Une réaction énigmatique et une rupture consommée ?

Face à la tempête, Aamron a publié un message laconique : « Vous m’avez entendu, mais vous ne m’avez pas écouté. » Une phrase énigmatique qui, loin d’apaiser les tensions, entretient le flou. Est-ce une reconnaissance d’erreur ou un rejet des critiques ? L’artiste, jusque-là perçu comme une voix du peuple, voit son image gravement fragilisée.

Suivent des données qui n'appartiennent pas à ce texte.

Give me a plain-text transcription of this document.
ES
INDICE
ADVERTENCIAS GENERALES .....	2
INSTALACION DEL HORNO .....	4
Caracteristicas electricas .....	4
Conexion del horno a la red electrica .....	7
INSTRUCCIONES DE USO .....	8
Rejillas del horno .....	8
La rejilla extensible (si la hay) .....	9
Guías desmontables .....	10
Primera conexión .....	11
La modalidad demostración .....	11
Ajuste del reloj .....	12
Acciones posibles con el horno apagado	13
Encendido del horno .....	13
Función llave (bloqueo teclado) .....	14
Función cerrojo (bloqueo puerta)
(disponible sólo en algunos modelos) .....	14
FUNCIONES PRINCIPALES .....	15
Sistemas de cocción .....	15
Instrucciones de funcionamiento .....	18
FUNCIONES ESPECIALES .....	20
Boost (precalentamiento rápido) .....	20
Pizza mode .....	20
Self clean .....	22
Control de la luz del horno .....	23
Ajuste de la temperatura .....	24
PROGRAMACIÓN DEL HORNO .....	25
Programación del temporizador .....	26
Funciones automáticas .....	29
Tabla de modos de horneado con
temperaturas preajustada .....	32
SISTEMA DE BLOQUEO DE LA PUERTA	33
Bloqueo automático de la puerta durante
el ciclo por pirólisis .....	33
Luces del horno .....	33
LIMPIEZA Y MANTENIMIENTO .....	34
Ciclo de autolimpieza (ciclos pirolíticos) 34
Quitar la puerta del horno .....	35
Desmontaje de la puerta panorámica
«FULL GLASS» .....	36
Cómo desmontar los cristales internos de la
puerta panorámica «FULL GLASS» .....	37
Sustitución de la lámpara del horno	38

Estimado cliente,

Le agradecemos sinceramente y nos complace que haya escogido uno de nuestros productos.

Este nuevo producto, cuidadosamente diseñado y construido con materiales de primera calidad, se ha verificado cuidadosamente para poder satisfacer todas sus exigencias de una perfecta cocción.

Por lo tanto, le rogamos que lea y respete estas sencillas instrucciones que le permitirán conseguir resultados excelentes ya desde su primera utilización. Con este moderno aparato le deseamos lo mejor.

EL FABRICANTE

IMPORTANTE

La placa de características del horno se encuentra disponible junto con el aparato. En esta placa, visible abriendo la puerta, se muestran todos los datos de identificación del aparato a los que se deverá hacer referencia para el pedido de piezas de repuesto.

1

Des milliers d’internautes, selon les témoignages, ont quitté son live en direct. Pour Carlos Ketohou, cette sortie ratée ne s’explique pas seulement par une stratégie personnelle, mais peut aussi traduire une pression psychologique post-torture ou des calculs politiques subtils, voire ethniques. L’ambiguïté est totale.

Conclusion : entre désillusion et lucidité populaire

Le live d’Aamron marque-t-il une rupture entre l’artiste et le peuple ? Pour certains, il a simplement montré son vrai visage. Pour d’autres, il s’est perdu sous les effets conjugués de la peur, des menaces ou de l’usure psychologique. Ce qui est sûr, c’est que ce discours a réveillé une vigilance populaire accrue.

Comme l’a résumé Carlos Ketohou : « Il aurait mieux fait de se taire. » Mais cette parole a au moins eu un mérite : elle rappelle aux citoyens qu’aucune figure, aussi charismatique soit-elle, ne doit incarner seule une lutte. Car au bout du compte, le peuple reste lucide, et la mémoire des sacrifices reste vivace.